Teaching Claude Code to Use ast-grep
I wanted Claude Code to understand the difference between searching for code structure and searching for plain text. That meant teaching it when to reach for ast-grep instead of ripgrep—and to make that decision automatically.
This is how I taught it to do that.
Figuring Out the Right Tools
Claude Code can be extended in several ways—skills, commands, hooks, sub-agents, MCP servers, and plugins.
Each serves a different purpose, but in this case, I needed two working together:
- MCP (Model Context Protocol) to connect the actual ast-grep binary as an external tool.
- Skill to teach Claude when and why to use that tool.
Think of it like this:
- MCP gives Claude new abilities.
- Skills give it judgment.
I didn’t want to type /ast-grep every time. I wanted Claude to decide on its own.
Step 1: Adding the ast-grep MCP Server
The first step was to register the ast-grep MCP server with Claude Code.
Once connected, it exposes several tools that Claude can call directly:
- mcp__ast-grep__find_code — search code using structural patterns
- mcp__ast-grep__find_code_by_rule — advanced YAML-based rule matching
- mcp__ast-grep__dump_syntax_tree — inspect syntax trees
- mcp__ast-grep__test_match_code_rule — test custom rule
After this, Claude had full access to ast-grep—but it still didn’t know when to use it.
That’s where the Skill came in.
Step 2: Teaching Strategy with a Skill
I created a new skill file at:
~/.claude/skills/ast-grep/SKILL.md
The goal was simple: teach Claude how to decide when to use ast-grep versus ripgrep.
Here’s the essence of what I wrote:
---
name: ast-grep
description: Use ast-grep for structural code search.

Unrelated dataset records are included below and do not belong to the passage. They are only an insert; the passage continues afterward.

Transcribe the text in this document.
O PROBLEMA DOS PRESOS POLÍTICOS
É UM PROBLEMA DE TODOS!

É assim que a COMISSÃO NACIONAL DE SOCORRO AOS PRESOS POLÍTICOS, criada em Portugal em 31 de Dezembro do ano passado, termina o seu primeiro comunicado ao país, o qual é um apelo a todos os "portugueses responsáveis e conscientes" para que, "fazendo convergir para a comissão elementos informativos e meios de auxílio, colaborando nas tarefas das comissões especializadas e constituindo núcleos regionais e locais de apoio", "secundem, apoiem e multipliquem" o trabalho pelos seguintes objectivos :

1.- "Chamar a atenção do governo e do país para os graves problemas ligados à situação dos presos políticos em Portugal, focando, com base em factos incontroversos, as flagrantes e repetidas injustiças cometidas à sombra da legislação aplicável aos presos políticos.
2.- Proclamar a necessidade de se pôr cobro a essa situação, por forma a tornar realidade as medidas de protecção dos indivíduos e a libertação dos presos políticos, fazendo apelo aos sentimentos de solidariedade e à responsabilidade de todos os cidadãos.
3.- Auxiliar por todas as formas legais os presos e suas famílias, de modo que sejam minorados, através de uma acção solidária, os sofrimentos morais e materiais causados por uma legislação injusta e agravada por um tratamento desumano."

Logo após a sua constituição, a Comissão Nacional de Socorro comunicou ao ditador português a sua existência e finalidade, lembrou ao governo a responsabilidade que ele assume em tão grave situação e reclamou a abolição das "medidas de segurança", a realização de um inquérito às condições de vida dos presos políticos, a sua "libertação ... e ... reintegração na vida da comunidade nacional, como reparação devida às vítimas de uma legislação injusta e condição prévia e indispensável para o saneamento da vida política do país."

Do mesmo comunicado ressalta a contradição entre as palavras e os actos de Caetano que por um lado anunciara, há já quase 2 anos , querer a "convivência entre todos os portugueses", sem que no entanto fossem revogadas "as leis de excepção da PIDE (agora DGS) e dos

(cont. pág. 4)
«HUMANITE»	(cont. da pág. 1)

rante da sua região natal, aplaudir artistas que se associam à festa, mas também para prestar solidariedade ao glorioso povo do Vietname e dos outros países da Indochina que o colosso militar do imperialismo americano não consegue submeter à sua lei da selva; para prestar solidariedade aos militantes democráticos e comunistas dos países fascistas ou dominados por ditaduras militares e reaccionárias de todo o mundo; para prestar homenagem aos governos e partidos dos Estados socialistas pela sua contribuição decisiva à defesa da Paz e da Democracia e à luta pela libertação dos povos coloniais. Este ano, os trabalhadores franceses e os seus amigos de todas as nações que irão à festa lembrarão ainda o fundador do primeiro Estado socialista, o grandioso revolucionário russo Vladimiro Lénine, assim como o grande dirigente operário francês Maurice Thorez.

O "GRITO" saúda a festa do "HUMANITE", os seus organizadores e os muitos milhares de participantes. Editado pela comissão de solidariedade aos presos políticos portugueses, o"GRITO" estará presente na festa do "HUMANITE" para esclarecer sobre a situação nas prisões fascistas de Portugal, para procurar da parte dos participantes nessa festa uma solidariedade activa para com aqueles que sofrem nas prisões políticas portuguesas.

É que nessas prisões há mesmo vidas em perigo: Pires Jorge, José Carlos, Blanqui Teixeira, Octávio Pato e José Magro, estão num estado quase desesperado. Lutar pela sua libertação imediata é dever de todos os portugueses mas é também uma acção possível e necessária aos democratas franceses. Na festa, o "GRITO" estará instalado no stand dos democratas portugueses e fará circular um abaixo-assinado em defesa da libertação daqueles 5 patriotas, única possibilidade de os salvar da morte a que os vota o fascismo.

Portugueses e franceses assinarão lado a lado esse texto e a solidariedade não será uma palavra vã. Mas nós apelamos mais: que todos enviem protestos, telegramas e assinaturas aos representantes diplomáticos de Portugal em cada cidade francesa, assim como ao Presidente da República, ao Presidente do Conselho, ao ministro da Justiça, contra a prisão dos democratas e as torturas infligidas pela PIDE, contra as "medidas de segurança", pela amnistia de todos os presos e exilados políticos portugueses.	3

Fall back to ripgrep for plain-text searches.
---
# ast-grep: Strategic Code Search Guidance
## Core Principle
**ast-grep = Code structure** (syntax-aware, AST-based)
**ripgrep = Plain text** (fast, content-based)
## Decision Tree
Is this about CODE STRUCTURE?
├─ YES → Use ast-grep MCP tools
│ Examples:
│ ✓ Find function or method definitions
│ ✓ Locate class declarations
│ ✓ Search for loops or conditional patterns
│ ✓ Refactor code using syntax patterns
└─ NO → Use ripgrep
Examples:
✓ Search comments or docs
✓ Find TODO or FIXME markers
✓ Scan config files or logs
This gave Claude a clear rule of thumb:
- ast-grep for anything syntax-aware
- ripgrep for everything else
I also added a few anti-patterns—things Claude should avoid:
- ❌ Don’t use ast-grep for plain text
- ❌ Don’t use ripgrep for structured code
- ✅ Use the right tool based on intent, not habit
That’s it. The skill didn’t try to re-document every ast-grep parameter.
It just provided strategic guidance—the kind of context a human developer would know instinctively.
What I Learned
The key takeaway was separation of responsibility:
- MCP handles what tools exist and how they work.
- Skills handle when and why to use them.
Keeping those layers distinct made everything easier to maintain:
- MCP updates don’t break the skill.
- Skill logic evolves independently.
- Claude only loads the skill when it’s relevant.
It also keeps context light—since Skills use progressive disclosure, they load only when Claude detects the topic applies.
Final Thoughts
Teaching Claude to use ast-grep wasn’t just about wiring up another tool.
It was about teaching judgment.
By combining an MCP server (for capability) with a Skill (for reasoning), I gave Claude the intuition to pick the right search tool for the job—without me telling it what to do.
That’s the essence of extending Claude Code effectively:
tools give power, skills give intelligence.